Looking at video games with an artistic eye and analyzing the architecture and design aspect of some of the most popular and appraised ones, I had the opportunity to see and understand things that one wouldn’t normally glance at while submerged deep within a playing state. Firstly, I learned that even though in the past the primary function of architecture in games was to support the gameplay, nowadays videogame artists are putting just as much effort and creative ideas into designing the world in which the characters get to evolve. Some of the videogames presented in this journal have been rightfully considered works of art and displayed in museums around the globe. Secondly I discovered that maybe some of the most profusely used environments are industrial ones, dominated by steel structures, dilapidated buildings, with powerful lightning and reflective glass, a generally cold, impersonal setting that augments the suspense and adds to the player’s overall experience.
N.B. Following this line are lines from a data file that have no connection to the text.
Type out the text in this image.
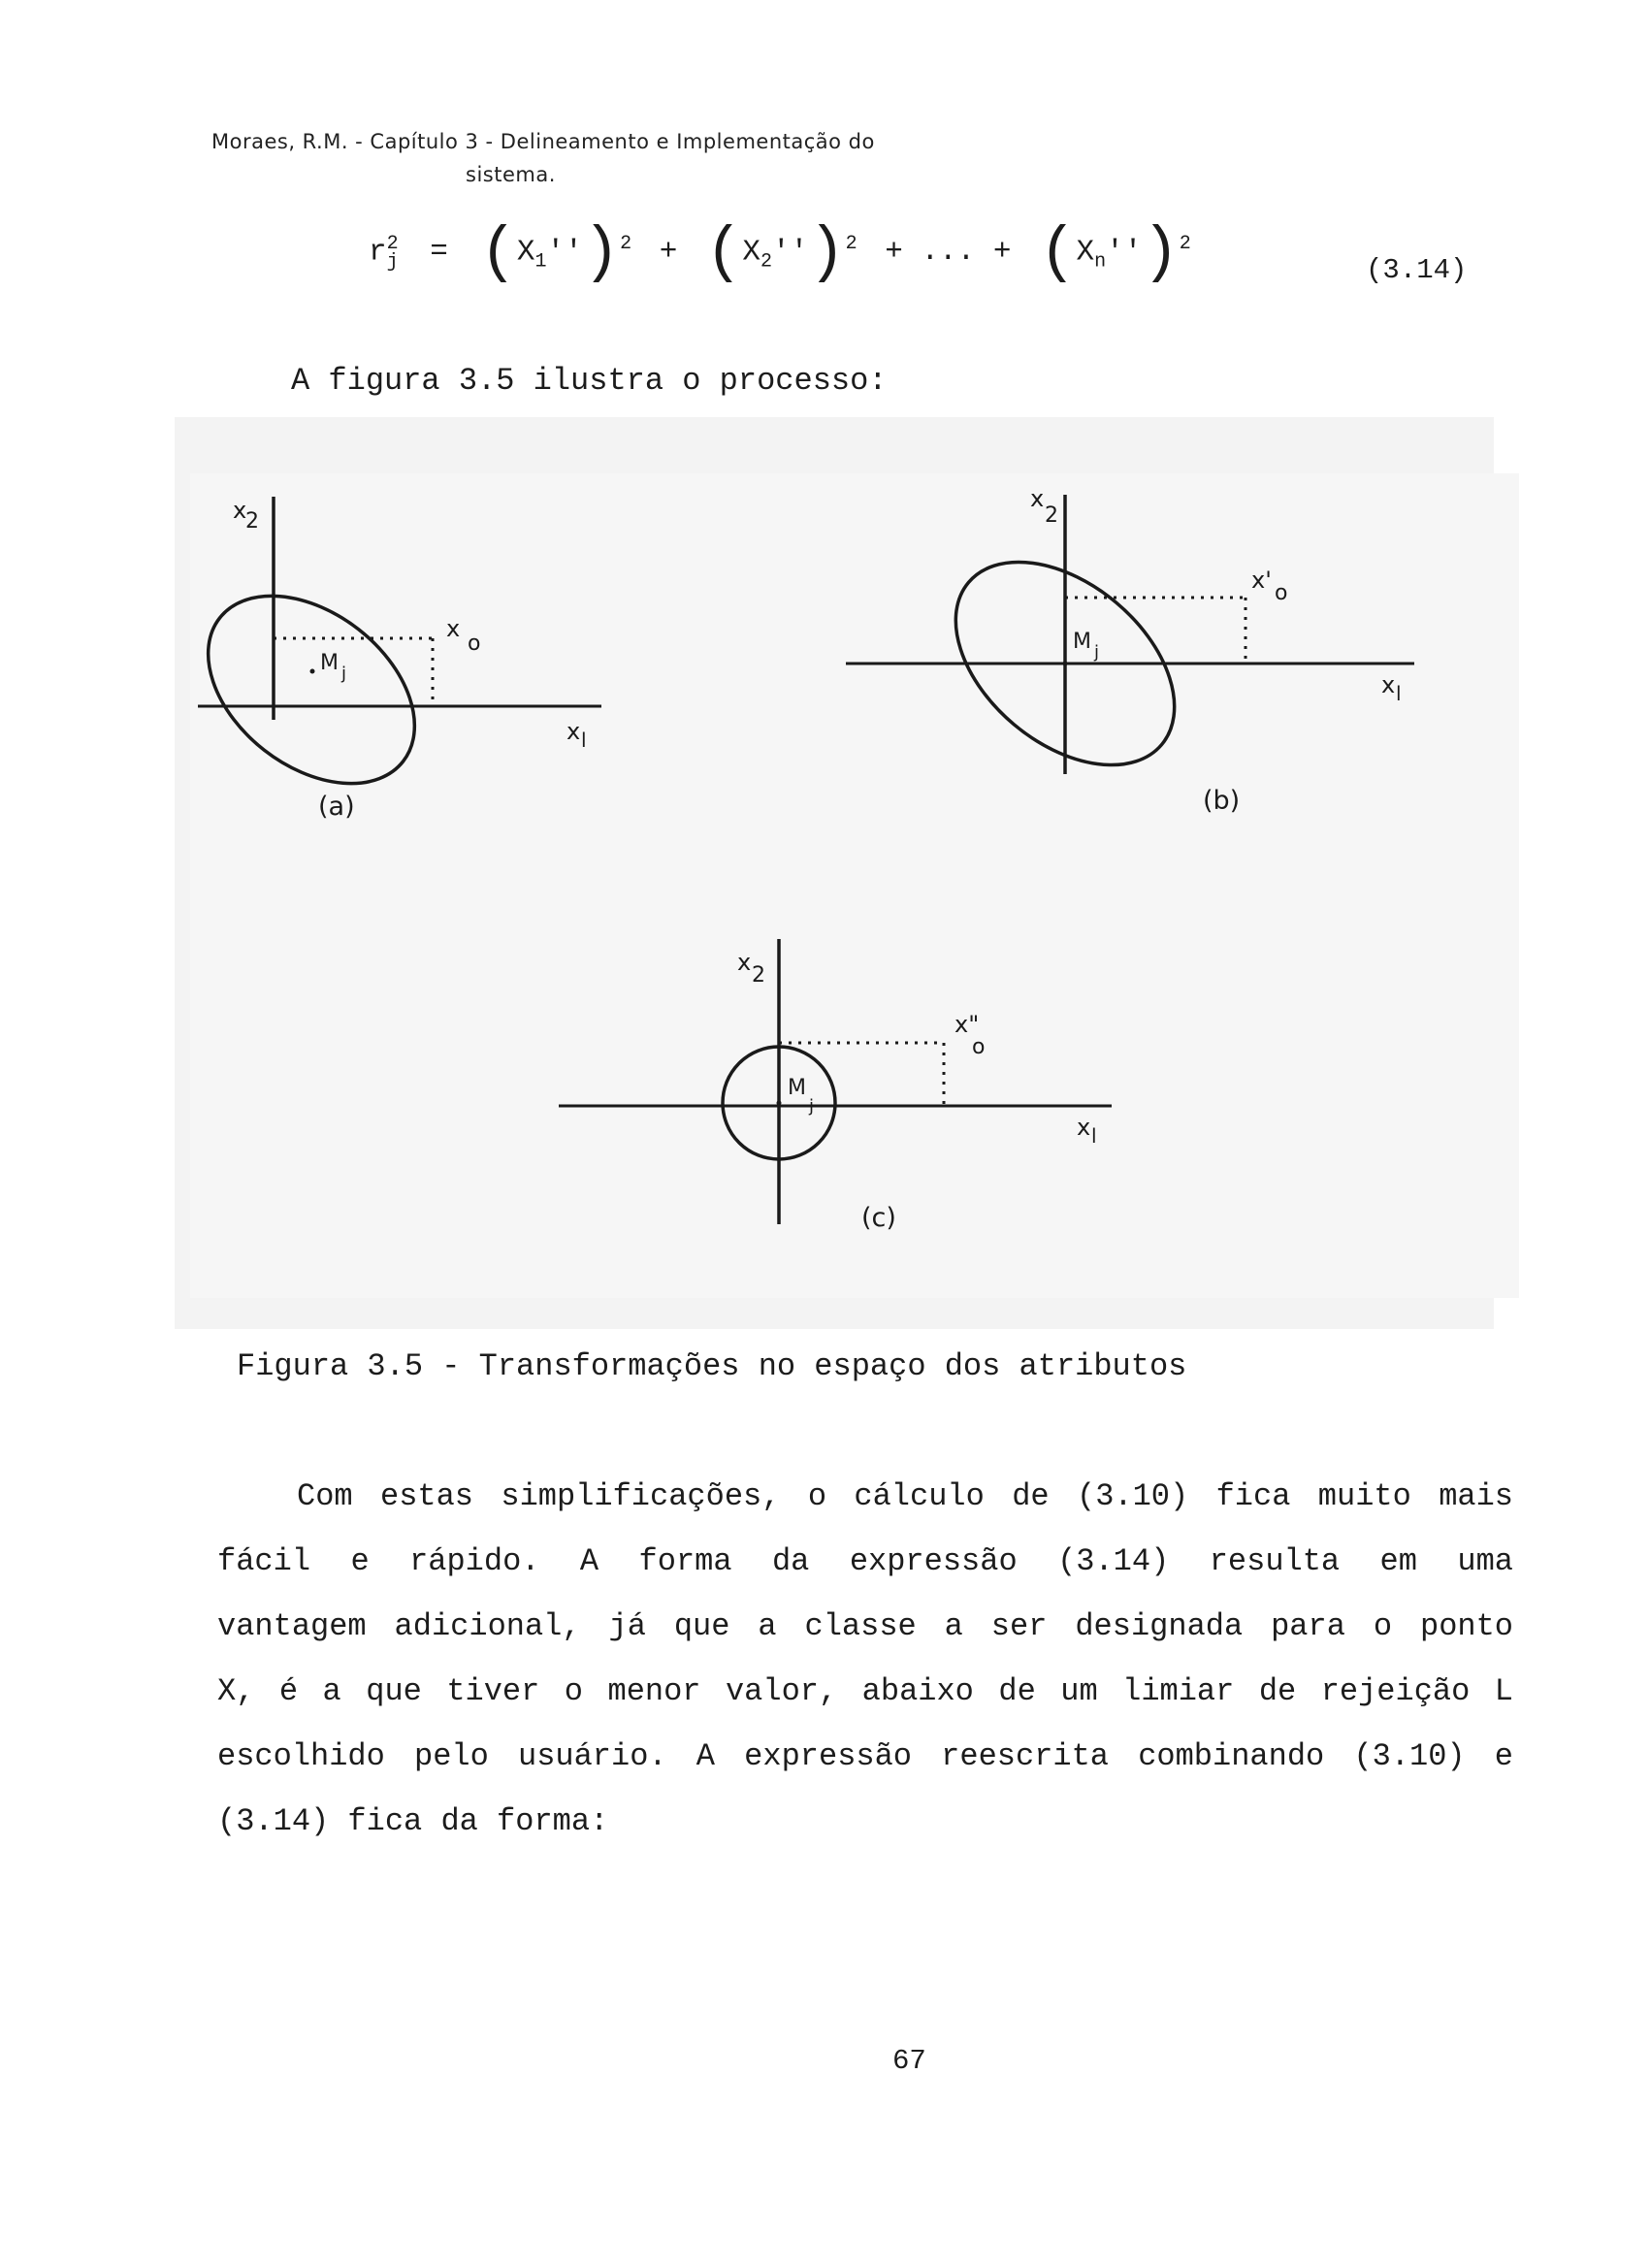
Moraes, R.M. - Capítulo 3 - Delineamento e Implementação do
sistema.
$r^2_j = (X_1'')^2 + (X_2'')^2$ + ... + $(X_n'')^2$
(3.14)
A figura 3.5 ilustra o processo:
x
2
x
o
M j
x l
(a)
x
2
x' o
M j
x l
(b)
x 2
x"
o
M
j
x l
(c)
Figura 3.5 - Transformações no espaço dos atributos
Com estas simplificações, o cálculo de (3.10) fica muito mais
fácil e rápido. A forma da expressão (3.14) resulta em uma
vantagem adicional, já que a classe a ser designada para o ponto
X, é a que tiver o menor valor, abaixo de um limiar de rejeição L
escolhido pelo usuário. A expressão reescrita combinando (3.10) e
(3.14) fica da forma:
67
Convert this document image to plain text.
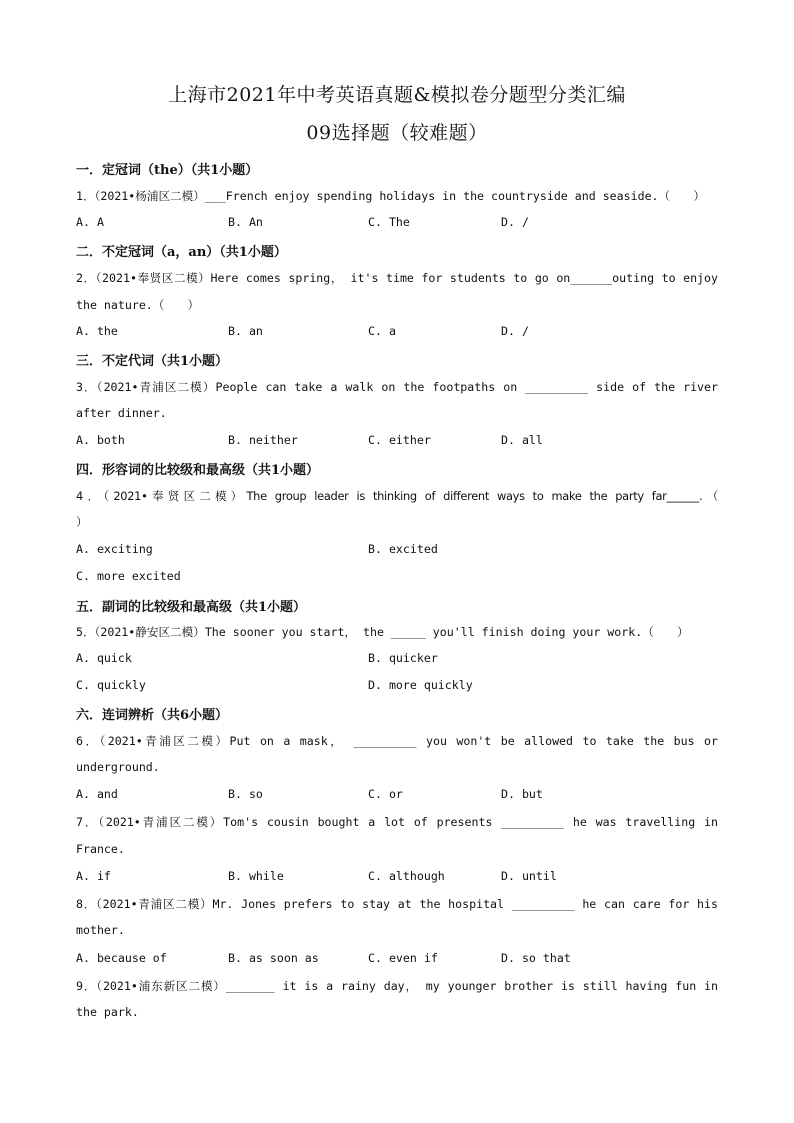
上海市2021年中考英语真题&模拟卷分题型分类汇编
09选择题（较难题）
一．定冠词（the）（共1小题）
1．（2021•杨浦区二模）___French enjoy spending holidays in the countryside and seaside.（　　）
A. A	B. An	C. The	D. /
二．不定冠词（a，an）（共1小题）
2．（2021•奉贤区二模）Here comes spring， it's time for students to go on______outing to enjoy
the nature.（　　）
A. the	B. an	C. a	D. /
三．不定代词（共1小题）
3．（2021•青浦区二模）People can take a walk on the footpaths on _________ side of the river
after dinner.
A. both	B. neither	C. either	D. all
四．形容词的比较级和最高级（共1小题）
4．（2021•奉贤区二模）The group leader is thinking of different ways to make the party far______.（
）
A. exciting	B. excited
C. more excited
五．副词的比较级和最高级（共1小题）
5．（2021•静安区二模）The sooner you start， the _____ you'll finish doing your work.（　　）
A. quick	B. quicker
C. quickly	D. more quickly
六．连词辨析（共6小题）
6．（2021•青浦区二模）Put on a mask， _________ you won't be allowed to take the bus or
underground.
A. and	B. so	C. or	D. but
7．（2021•青浦区二模）Tom's cousin bought a lot of presents _________ he was travelling in
France.
A. if	B. while	C. although	D. until
8．（2021•青浦区二模）Mr. Jones prefers to stay at the hospital _________ he can care for his
mother.
A. because of	B. as soon as	C. even if	D. so that
9．（2021•浦东新区二模）_______ it is a rainy day， my younger brother is still having fun in
the park.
Some games make reference to real buildings or architecture currents in order to evoke some ideas or emotions. Other games allow the player to create their own built environment or straightforwardly provide new architecture which emanates a sense of unfamiliarity, of surprise and discovery.
“Architecture -- meaning both landscapes and structures -- is
what turns the bare grid of the chessboard into the living world of the
computer game. Its importance is on a par with character design in creating the
player's visual experience. Character design tells you who you are;
architecture tells you where you are. But more than that, it also tells you what
might happen to you there, and even sometimes what you ought to be doing.”